If you encounter a problem, logs are the primary source of information for troubleshooting. Always check the logs first to identify the cause of a problem.

  • Deployment failures

    If a model deployment fails, on the model details page, click Operation Record > View Details to view detailed error messages.

    • OOMKilled (Out of Memory): This error indicates insufficient memory or GPU memory. It typically occurs when the selected instance type is too small for a large model. To resolve this issue, try upgrading to an instance with a higher configuration.

    • ImagePullBackoff / ErrImagePull: The image failed to pull. Check your network configuration or contact technical support.

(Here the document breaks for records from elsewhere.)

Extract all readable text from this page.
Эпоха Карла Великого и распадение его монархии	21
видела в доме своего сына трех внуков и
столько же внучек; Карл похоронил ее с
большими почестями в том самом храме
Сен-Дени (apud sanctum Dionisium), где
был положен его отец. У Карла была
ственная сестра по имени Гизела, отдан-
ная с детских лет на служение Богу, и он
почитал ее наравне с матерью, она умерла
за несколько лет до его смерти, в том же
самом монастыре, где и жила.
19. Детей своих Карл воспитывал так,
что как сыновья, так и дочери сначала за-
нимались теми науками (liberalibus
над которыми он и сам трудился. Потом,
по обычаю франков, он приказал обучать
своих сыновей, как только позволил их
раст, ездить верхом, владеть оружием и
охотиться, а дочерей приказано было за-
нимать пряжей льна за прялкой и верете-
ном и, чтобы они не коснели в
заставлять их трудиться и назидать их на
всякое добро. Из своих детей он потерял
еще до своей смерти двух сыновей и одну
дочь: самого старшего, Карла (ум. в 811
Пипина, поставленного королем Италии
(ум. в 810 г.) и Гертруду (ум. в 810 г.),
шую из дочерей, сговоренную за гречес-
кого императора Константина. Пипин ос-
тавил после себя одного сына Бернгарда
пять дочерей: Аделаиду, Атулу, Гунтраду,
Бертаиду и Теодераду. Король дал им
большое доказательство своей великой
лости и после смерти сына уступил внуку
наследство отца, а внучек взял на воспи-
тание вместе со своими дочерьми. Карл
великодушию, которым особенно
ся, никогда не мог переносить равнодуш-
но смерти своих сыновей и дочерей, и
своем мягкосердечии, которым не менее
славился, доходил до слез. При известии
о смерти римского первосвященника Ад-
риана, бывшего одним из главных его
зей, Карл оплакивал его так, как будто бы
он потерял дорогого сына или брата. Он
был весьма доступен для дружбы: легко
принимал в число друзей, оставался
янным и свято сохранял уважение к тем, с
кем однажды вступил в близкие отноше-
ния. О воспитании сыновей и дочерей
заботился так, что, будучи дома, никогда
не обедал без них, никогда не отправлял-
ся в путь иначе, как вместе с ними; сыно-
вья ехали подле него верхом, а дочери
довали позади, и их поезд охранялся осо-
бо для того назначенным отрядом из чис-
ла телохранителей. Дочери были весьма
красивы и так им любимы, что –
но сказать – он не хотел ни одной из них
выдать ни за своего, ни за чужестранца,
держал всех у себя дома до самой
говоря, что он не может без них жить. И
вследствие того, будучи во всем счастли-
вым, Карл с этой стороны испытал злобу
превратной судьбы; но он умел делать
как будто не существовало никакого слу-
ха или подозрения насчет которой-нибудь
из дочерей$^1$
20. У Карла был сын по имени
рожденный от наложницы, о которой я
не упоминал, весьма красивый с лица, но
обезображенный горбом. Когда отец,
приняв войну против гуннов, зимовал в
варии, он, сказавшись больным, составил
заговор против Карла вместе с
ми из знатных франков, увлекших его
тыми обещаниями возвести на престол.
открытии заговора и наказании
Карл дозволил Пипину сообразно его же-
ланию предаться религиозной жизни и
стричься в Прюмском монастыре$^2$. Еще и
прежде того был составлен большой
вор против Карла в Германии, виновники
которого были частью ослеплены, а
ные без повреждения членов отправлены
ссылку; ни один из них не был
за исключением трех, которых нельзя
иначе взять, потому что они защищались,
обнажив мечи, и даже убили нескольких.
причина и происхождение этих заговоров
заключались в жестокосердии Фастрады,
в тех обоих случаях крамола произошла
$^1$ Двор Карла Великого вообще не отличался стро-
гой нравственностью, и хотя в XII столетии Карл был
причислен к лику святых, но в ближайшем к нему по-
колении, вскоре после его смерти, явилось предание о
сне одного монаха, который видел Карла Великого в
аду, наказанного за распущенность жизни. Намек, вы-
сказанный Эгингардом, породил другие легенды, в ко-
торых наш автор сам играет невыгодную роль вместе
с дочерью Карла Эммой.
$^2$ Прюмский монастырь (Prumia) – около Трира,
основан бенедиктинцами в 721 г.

    • Download timeout: The model file download timed out. This error is typically caused by a large model file or network fluctuations. Try to deploy the model again.

  • Call failures

    If a model service call fails, first check the returned HTTP status code. Then, use the request ID (x-fc-request-id) to find the detailed logs on the model details page.

    • 403 Forbidden: This error indicates that authentication failed, which typically means your API key (Bearer Token) is invalid. Check the following:

      • The format of the Authorization request header must be Bearer sk-xxxxxxxx.

      • The provided Bearer Token must be complete, correct, and not have expired.

      • Check the Message field in the response body. It provides the specific reason for the failure, such as access denied due to invalid bearer token.

    • 429 Too Many Requests: The call frequency exceeds the service's concurrency limit. To resolve this issue, increase the number of instances in the service's advanced settings or optimize your call logic.

    • 502 Bad Gateway / 504 Gateway Timeout: A backend service error or timeout occurred. Check the operational logs for information about program crashes or inference timeouts.

Best practices

  • Cost control: Before deployment, use the Quick Experience feature to verify the model's performance and avoid unnecessary resource overhead. For compute-intensive tasks, such as large model inference, select a suitable compute-optimized instance to balance cost and efficiency.

  • Performance monitoring: On the Monitoring tab of the service details page, track core metrics such as Function Invocations, Function Running Time, Memory Usage, and GPU Memory Usage. You can also configure alert rules to promptly detect and address performance issues.

  • Continuous optimization and configuration adjustment: Dynamically adjust service configurations based on your business load and monitoring data to balance performance and cost. For example, you can increase the number of instances to handle high concurrency or upgrade the instance type to reduce inference latency.